In trying to ensure that these plans succeed, it is still important to consider why the extra-urban systems like tunnels and skybridges seem to work well and remain popular to local downtown workers and even residents. In particular when, even though tranditional urban life is trending in the positive direction, it is still struggling to establish itself. Apartments and condominiums continue to sell slowly, with some proposed new towers being put on the shelf due to a lack of committed tenants. Convenience is important in attracting downtown dwellers, especially when it fosters an advantagious ease of mobililty. It's hard to beat a pedestrian pathway that is air-conditioned year round and that transcends the sometimes frustrating coexistence with car traffic and urban noise. Since they are private, they bypass much of the urban riff-raff and no obstacles such as construction fences, litter or tripping hazards. It very much is reminiscent of the early Modernist obsession of the separation of uses, of eliminating the unpleasantness city life, of isolating pedestrians form car traffic. Visionaries like Le Corbusier (the interior street in the sky), Sant'Elia and the filmmaker Fritz Lang all envisioned a future where people would perform many of their pedestrian functions in enclosed paths and spaces in multi-functional giant buildings while leaving the rest of the car/ship traffic to physical or virtual super-highway systems.

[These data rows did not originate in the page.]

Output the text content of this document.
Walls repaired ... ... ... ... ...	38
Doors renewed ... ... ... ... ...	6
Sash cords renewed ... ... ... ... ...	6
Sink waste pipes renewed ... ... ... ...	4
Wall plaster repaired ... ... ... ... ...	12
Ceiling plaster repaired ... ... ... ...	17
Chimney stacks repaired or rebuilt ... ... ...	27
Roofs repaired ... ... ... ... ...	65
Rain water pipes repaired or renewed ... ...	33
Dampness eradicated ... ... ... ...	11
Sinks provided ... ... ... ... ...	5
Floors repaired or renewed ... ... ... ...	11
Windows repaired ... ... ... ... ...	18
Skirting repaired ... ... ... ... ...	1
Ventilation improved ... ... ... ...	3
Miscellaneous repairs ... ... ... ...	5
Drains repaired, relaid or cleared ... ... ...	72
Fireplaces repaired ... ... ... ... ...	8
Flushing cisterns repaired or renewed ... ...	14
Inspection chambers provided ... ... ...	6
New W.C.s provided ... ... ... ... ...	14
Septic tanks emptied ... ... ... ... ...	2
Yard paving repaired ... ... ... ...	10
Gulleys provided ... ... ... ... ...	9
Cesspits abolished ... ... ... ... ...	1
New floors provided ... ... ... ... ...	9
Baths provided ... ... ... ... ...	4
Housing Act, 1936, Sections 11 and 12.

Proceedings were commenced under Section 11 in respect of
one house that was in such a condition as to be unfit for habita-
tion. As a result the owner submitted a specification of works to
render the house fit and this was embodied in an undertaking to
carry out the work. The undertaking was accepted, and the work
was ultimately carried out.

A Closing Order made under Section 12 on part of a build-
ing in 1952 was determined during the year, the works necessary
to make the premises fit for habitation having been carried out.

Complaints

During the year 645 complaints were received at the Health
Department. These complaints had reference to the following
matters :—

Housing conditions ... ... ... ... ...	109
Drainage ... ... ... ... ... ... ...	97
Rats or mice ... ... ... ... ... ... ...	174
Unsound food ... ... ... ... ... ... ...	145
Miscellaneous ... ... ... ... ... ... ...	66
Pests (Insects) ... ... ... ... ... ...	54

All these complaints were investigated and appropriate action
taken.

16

The dynamics of the 'unpleasantness' of the city has indeed changed, as contemporary cities are now much cleaner now that the traditional nuissances are more regulated. Street-life has become sanitized to such a degree so as to become appealing to many people. It's obviously a benefit to city dwellers to be able to enjoy the street. But it is in my view an additional benefit to make use of tunnels and skybridges, in that they add an additional dimension to urban life with regard to innovative ways of circulating and connecting blocks together. They provide an important additional choice in how one moves throughout a dense area and the degree to which convenience and time becomes a priority. They also supplement new perspectives, allowing the pedestrian to view the kind of things that are visible only from a bridge as compared to a sidewalk, or to explore and discover a secret world below ground. To better enhance this choice, I would favor that the tunnel systems and the street complement each other rather than compete as they currently do. By expanding the choice of mobility and experiences, it will distinguish Dallas from other cities that rely on streets. It is this very complexity of paths that make life in the big city rich in experiences but also liberating in their ease of mobility.